Seraphina’s books left her room to maneuver, and they allowed the world to be bigger than her understanding of it. Serpent’s Wake reduces Tess into being an observer of her own life rather than the driven and conflicted protagonist she was in the first novel. It does so primarily (it seemed to me) to make a series of stock observations about how empire is bad and totalizing and we should embrace diversity and respect others and not be entitled assholes. Which, yes, don’t be an entitled asshole, and the novel is astute about the ways in which the world makes it easy to be one. But the only way to collapse politics into morality in this fashion is to make the book’s villains cartoonishly evil and the protagonists incredibly naïve. They just don’t know any better, the novel seems to be implying, and once they do, they immediately improve. And yet: why don’t they know any better? We spent the first novel watching Tess learn how the world works, and she seemed a quick study. The other protagonists are a scientific magnate and an aristocratic priest, both of whom seem to have the benefit of a decent education. If they retained their willful ignorance through all that— which, as we know, privileged people usually do— why are they willing to abandon it now? Is decent people doing better really the solution, or is that simply the problem restated? 

It might seem churlish to first complain about how one novel resigns itself to empire and then complain about how another righteously rejects it. I can already see the texts and emails: is empire good or bad, din, make up your fucking mind. But this is, sort of, my point. Empire is bad, of course, as is anything built on the premise that some people matter more than others. But politics— if by that we mean our collective ability to negotiate and transform these evil realities— is neither good nor bad, it is merely strategic and necessarily ambiguous. Fiction is, and should be, political to the extent that it shows us possibilities, potential frameworks through which we might analyze our reality or imagine a better one. It is also political because it demonstrates to us how other people, differently situated from us, functionally inhabit a different reality than we do. Fiction, I mean to say, is descriptive rather than prescriptive: it shows us the world so we might work out how to be better people in it; it doesn’t teach us how to be better people. Or, at least in my opinion, it should not. To describe something accurately and well, one must accept the complexity and contradictions that comprise it: the way in which empire, for example, is good for some people and bad for others. To describe empire as either bad or good for everyone is, essentially and unforgivably, to lie— and an indictment is an inadequate substitute for an appraisal. 

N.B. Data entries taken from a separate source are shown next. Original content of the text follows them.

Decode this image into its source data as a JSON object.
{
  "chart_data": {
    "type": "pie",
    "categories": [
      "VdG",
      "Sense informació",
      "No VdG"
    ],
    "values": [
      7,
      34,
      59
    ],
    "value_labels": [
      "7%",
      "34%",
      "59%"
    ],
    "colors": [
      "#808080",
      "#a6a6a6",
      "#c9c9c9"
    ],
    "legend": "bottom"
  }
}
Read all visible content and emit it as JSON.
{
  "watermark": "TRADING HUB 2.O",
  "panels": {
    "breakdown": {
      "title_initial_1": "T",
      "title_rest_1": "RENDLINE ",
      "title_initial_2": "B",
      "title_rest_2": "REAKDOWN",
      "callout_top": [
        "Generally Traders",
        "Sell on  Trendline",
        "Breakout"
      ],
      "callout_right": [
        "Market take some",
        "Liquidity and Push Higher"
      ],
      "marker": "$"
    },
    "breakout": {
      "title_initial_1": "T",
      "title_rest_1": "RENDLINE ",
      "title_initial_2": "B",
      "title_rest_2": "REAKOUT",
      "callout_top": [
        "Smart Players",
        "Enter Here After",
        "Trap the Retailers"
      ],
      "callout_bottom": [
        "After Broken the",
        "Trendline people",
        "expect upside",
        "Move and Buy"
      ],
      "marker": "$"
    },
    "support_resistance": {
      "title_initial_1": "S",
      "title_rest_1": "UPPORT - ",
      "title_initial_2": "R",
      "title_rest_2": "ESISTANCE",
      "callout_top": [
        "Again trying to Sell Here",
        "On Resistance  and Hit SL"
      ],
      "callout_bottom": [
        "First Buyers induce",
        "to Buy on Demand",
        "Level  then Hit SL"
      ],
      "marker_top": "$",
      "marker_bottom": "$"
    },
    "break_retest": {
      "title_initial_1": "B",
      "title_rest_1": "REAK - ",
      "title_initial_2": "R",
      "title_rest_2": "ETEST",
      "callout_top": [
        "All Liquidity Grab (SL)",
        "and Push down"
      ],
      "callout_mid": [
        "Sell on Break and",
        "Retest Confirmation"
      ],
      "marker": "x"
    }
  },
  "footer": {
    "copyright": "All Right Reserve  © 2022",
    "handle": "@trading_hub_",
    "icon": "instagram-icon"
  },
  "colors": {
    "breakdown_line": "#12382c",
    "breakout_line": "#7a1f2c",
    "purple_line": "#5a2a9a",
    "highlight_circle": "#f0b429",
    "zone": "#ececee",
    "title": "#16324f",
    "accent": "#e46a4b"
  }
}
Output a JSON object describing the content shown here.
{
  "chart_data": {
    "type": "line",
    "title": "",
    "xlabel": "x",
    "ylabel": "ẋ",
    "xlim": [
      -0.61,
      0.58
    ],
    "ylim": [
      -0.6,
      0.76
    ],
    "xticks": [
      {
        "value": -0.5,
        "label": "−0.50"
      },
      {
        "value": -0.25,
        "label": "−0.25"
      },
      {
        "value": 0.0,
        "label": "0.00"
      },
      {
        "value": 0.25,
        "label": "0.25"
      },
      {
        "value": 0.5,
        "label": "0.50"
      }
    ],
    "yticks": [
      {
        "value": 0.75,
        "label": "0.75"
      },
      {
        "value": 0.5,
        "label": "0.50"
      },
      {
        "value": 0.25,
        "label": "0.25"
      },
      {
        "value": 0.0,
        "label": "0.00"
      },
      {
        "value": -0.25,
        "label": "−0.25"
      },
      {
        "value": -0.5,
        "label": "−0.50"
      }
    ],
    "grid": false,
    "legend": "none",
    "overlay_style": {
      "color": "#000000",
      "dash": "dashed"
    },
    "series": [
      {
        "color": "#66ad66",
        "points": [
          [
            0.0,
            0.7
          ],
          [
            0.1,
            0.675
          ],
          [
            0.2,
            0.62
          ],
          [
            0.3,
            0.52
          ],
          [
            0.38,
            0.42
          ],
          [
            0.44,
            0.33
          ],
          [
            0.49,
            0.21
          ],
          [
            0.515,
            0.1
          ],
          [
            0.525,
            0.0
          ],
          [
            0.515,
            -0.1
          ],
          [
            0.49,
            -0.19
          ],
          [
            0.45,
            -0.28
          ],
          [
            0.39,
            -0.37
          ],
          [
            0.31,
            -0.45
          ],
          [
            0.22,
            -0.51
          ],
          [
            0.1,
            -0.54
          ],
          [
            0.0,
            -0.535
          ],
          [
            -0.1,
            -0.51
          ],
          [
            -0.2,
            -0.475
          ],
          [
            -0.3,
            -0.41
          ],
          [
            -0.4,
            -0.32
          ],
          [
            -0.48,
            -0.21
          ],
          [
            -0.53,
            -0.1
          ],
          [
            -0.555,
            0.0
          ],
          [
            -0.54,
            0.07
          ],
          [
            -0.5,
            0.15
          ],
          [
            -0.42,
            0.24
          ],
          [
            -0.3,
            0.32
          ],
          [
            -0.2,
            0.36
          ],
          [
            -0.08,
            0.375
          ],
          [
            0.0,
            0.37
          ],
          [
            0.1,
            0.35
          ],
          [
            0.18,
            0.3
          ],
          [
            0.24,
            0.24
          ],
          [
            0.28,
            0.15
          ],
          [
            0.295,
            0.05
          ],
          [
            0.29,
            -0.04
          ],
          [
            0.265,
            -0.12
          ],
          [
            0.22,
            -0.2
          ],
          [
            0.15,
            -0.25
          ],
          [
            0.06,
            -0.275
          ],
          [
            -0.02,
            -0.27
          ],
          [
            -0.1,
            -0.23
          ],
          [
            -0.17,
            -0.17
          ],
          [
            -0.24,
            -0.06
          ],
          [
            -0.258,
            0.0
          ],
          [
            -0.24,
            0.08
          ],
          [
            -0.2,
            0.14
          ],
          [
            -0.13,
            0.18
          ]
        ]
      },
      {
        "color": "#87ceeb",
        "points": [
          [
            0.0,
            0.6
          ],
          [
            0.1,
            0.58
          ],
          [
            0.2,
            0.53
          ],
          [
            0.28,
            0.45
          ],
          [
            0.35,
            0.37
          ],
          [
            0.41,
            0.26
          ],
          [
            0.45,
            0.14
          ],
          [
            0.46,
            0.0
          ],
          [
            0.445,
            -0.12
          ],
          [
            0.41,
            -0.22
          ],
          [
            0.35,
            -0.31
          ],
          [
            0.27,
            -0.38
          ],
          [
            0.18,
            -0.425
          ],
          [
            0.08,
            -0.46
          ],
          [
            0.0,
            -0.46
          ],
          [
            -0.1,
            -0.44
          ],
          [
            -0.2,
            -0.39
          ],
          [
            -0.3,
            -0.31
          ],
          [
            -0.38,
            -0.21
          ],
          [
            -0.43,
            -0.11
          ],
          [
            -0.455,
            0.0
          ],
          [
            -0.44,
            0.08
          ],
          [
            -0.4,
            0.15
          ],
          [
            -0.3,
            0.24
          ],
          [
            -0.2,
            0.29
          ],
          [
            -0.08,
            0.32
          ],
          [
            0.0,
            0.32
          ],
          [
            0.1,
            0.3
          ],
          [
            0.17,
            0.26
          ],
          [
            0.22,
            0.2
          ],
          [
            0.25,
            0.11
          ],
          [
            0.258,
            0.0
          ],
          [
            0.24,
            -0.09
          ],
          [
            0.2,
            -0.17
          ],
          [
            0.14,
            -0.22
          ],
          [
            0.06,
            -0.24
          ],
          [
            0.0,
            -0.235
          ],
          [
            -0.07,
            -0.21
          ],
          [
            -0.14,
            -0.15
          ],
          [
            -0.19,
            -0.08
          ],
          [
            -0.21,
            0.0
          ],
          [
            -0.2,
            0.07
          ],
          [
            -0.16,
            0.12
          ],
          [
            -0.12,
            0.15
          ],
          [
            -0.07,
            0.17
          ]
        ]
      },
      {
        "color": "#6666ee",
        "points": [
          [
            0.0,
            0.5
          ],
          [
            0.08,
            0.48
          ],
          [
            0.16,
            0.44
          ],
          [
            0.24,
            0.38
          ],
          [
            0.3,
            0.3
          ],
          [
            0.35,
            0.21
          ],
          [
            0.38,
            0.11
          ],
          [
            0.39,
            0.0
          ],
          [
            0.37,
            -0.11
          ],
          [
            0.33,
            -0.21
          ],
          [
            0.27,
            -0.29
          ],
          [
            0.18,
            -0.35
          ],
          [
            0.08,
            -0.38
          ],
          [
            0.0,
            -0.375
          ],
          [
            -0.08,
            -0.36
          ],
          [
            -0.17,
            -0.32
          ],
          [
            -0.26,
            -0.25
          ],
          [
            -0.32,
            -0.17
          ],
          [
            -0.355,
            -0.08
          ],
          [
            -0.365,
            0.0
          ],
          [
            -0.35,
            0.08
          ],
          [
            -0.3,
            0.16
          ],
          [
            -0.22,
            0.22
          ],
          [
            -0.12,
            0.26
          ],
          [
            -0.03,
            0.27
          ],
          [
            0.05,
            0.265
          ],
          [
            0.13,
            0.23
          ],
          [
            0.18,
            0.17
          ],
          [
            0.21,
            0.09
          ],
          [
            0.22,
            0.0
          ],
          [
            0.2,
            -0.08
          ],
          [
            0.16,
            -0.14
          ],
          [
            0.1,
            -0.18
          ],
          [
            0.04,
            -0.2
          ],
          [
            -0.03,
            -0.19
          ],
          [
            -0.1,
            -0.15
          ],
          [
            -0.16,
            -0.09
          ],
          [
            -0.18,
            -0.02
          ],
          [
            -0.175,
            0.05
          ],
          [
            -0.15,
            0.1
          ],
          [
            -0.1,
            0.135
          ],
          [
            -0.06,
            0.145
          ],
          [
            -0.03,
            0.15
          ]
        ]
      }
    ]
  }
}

Empire can even be, and often is, a good thing for good people who are nice to their families and kind to their pets and generous with those less fortunate. It can equally be a bad thing for bad people who survive in a wrecked world by bullying and torturing others. It can be a good thing for bad people and a bad thing for good people, which is what we conventionally call tragedy. All those truths co-exist, in fiction as in reality. The beauty and the splendor of The Malazan Books of the Fallen was that they demonstrated this by walking the tightrope between ruthlessness and compassion for ten straight novels. The first Tess novel understood this in its own, more contained (but equally devastating) way. Their sequels don’t—or at least not as well—and I, for one, mourn the loss.